I am using the HALCON Calibration Assistant (HDevelop) to perform a full camera calibration with a dot-grid calibration plate, following the standard workflow of acquiring 10-20 images with the plate in different positions and orientations.
The official HALCON manual (hdevelop_users_guide) includes this warning (repeated multiple times):
ATTENTION: Remember that it is essential to keep your camera setup (aperture, focus, pose) fixed, once you have chosen it! This applies to the calibration process itself as well as to the subsequent application.
The disclaimer explicitly names aperture, focus, and pose, but is silent on shutter and gain.

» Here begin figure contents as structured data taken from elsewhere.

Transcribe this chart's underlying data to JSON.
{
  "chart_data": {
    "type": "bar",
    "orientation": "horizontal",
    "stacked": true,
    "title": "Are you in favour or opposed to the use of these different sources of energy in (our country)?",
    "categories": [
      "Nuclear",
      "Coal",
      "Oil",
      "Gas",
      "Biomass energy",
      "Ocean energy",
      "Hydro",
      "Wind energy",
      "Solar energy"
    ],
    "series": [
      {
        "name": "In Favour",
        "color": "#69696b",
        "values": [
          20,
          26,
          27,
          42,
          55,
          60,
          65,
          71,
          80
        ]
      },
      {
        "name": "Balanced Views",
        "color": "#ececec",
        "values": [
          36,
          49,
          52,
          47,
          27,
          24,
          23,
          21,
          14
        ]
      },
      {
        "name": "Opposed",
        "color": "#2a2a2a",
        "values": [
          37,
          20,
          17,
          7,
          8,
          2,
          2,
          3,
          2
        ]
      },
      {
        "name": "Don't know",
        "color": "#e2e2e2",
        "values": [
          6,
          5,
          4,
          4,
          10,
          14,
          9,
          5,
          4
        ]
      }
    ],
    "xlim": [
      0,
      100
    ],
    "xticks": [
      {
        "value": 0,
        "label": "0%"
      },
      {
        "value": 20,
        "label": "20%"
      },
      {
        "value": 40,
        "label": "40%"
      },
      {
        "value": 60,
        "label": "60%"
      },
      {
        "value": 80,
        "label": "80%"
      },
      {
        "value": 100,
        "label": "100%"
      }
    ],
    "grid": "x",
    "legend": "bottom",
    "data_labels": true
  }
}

Separately, the manual's Quality Issues table suggests adjusting "the lens aperture or the shutter" to fix overexposure problems during acquisition.
My understanding so far:
- Aperture and focus must never change, because they directly alter the optical geometry (focal length, lens distortion coefficients, vignetting), the very parameters being calibrated.
- Shutter speed and gain are purely exposure/electronic parameters that do not affect the optical geometry, so the intrinsic camera parameters (focal length, principal point, distortion) should be unaffected by changes to them.
- The only risk from inconsistent shutter/gain across images is indirect: bad exposure -> inaccurate mark center detection -> noisy or failed calibration, which is a data quality issue, not a geometric bias.
My question:
Is the above reasoning correct? Specifically:
1. Does changing shutter speed or gain between calibration images introduce any geometric bias into the calibration result, assuming all images are well exposed and marks are detected accurately?
2. Is there any subtler effect I am missing, affecting subpixel mark localization?
3. Does the answer differ between checkerboard-based calibration (e.g., OpenCV) and dot-grid / circular mark calibration (as used by HALCON)?
I am aware this question is HALCON-specific in origin, but the underlying math is general, so answers from OpenCV or any other calibration framework perspective are very welcome.